Bicheno is a town on the east coast of Tasmania, Australia, 185 km north-east of Hobart on the Tasman Highway, with a population of 640. It is part of the municipality of Glamorgan/Spring Bay. The town is primarily a fishing port and a beach resort. The town was named after James Ebenezer Bicheno, the British Colonial Secretary for Van Diemen’s Land 1843–51.
The first historical reference to the place that was to become Bicheno was made by James Kelly during his circumnavigation of Van Diemen’s Land. He landed here (when it was known as Waubs Harbour) to dry his provisions. From 1803 Waubs Harbour was used as a whaling port. Bicheno was proclaimed a township in 1866. Near the tennis courts is the grave of Wauba Debar (after whom Waub’s Harbour was named), an aboriginal who was stolen from her tribe as a teenager to become a “sealer’s woman”. Her bravery in rescuing two sealers in a storm is commemorated by a headstone.
The hinterland was established for farming in the mid-1840s and continues today. Coal was discovered in 1848. In 1854 the harbour was expanded to provide port facilities for the coal mines at Denison River. The coal was transported to the port via a 5?km horse-drawn tramway. The use of Bicheno as a coal port was short-lived. The discovery of gold in Victoria saw most of the residents depart in 1855 and for nearly a century Bicheno became a sleepy little fishing village. Fishing has continued to be the lifeblood of the town with substantial quantities of crayfish, abalone, scallops and trevally. In recent times it has become a popular tourist destination, with a range of accommodation, craft shops, two small aquaria, and a visitor centre. Visitors are also attracted to the Little Penguin colony on adjacent Diamond Island.
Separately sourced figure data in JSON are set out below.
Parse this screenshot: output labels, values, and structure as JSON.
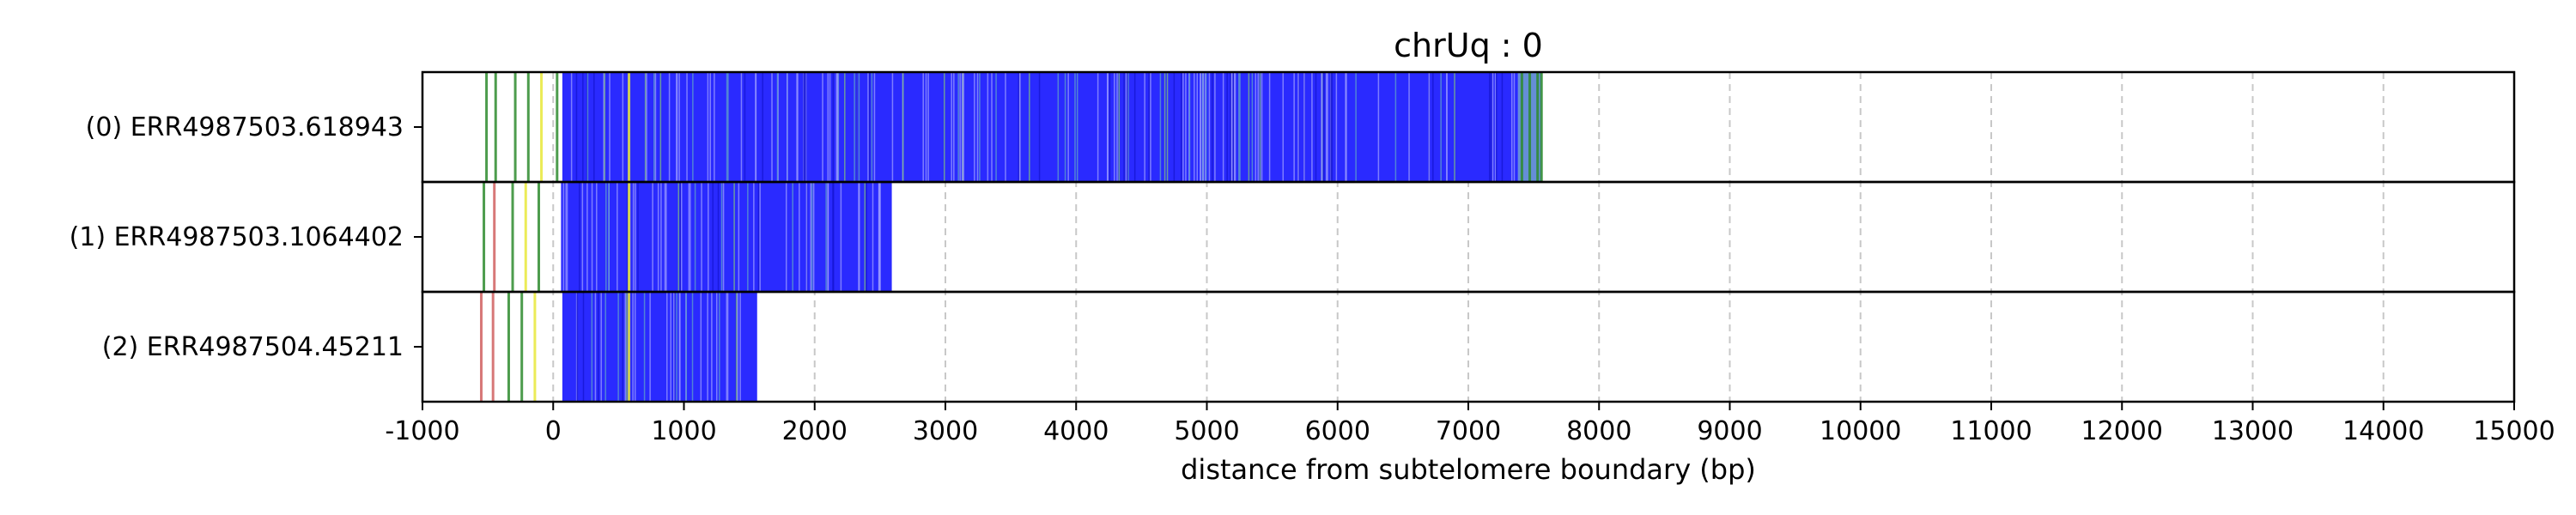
{
  "chart_data": {
    "type": "heatmap",
    "title": "chrUq : 0",
    "xlabel": "distance from subtelomere boundary (bp)",
    "ylabel": "",
    "xlim": [
      -1000,
      15000
    ],
    "xticks": [
      -1000,
      0,
      1000,
      2000,
      3000,
      4000,
      5000,
      6000,
      7000,
      8000,
      9000,
      10000,
      11000,
      12000,
      13000,
      14000,
      15000
    ],
    "grid": "x-dashed",
    "colors": {
      "repeat": "#2a2aff",
      "alt_green": "#2e8b2e",
      "alt_yellow": "#e8e83a",
      "alt_red": "#d06060",
      "grid": "#c8c8c8"
    },
    "reads": [
      {
        "label": "(0) ERR4987503.618943",
        "repeat_start": 70,
        "repeat_end": 7380,
        "extent_end": 7560,
        "sparse_marks": [
          {
            "x": -520,
            "color": "alt_green"
          },
          {
            "x": -450,
            "color": "alt_green"
          },
          {
            "x": -300,
            "color": "alt_green"
          },
          {
            "x": -200,
            "color": "alt_green"
          },
          {
            "x": -100,
            "color": "alt_yellow"
          },
          {
            "x": 20,
            "color": "alt_green"
          },
          {
            "x": 570,
            "color": "alt_yellow"
          },
          {
            "x": 7400,
            "color": "alt_green"
          },
          {
            "x": 7460,
            "color": "alt_green"
          },
          {
            "x": 7520,
            "color": "alt_green"
          },
          {
            "x": 7550,
            "color": "alt_green"
          }
        ]
      },
      {
        "label": "(1) ERR4987503.1064402",
        "repeat_start": 60,
        "repeat_end": 2590,
        "extent_end": 2590,
        "sparse_marks": [
          {
            "x": -540,
            "color": "alt_green"
          },
          {
            "x": -460,
            "color": "alt_red"
          },
          {
            "x": -320,
            "color": "alt_green"
          },
          {
            "x": -220,
            "color": "alt_yellow"
          },
          {
            "x": -120,
            "color": "alt_green"
          },
          {
            "x": 570,
            "color": "alt_yellow"
          }
        ]
      },
      {
        "label": "(2) ERR4987504.45211",
        "repeat_start": 70,
        "repeat_end": 1560,
        "extent_end": 1560,
        "sparse_marks": [
          {
            "x": -560,
            "color": "alt_red"
          },
          {
            "x": -470,
            "color": "alt_red"
          },
          {
            "x": -350,
            "color": "alt_green"
          },
          {
            "x": -250,
            "color": "alt_green"
          },
          {
            "x": -150,
            "color": "alt_yellow"
          },
          {
            "x": 570,
            "color": "alt_yellow"
          }
        ]
      }
    ]
  }
}
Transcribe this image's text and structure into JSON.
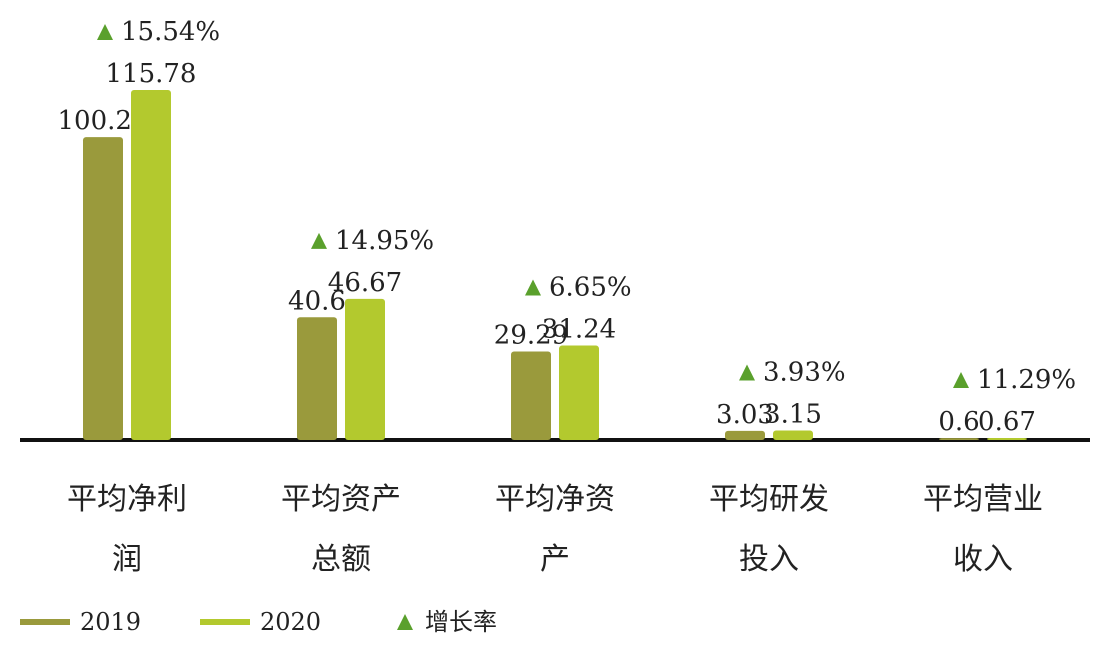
{
  "chart_data": {
    "type": "bar",
    "categories": [
      "平均净利润",
      "平均资产总额",
      "平均净资产",
      "平均研发投入",
      "平均营业收入"
    ],
    "series": [
      {
        "name": "2019",
        "color": "#9a9a3c",
        "values": [
          100.21,
          40.6,
          29.29,
          3.03,
          0.6
        ]
      },
      {
        "name": "2020",
        "color": "#b3c92e",
        "values": [
          115.78,
          46.67,
          31.24,
          3.15,
          0.67
        ]
      }
    ],
    "growth": {
      "name": "增长率",
      "color": "#5aa02c",
      "values": [
        15.54,
        14.95,
        6.65,
        3.93,
        11.29
      ],
      "value_labels": [
        "15.54%",
        "14.95%",
        "6.65%",
        "3.93%",
        "11.29%"
      ]
    }
  }
}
In September 2003 a memorial to the Merchant navy was unveiled in Bicheno. Five months later, in February 2004, the town presented a freedom of entry charter to the Australian Merchant Navy, the first time any locality in the world has granted ‘freedom of the city’ to the merchant Navy. Local primary school children have been appointed custodians of this memorial, built near Wauba Debar’s grave.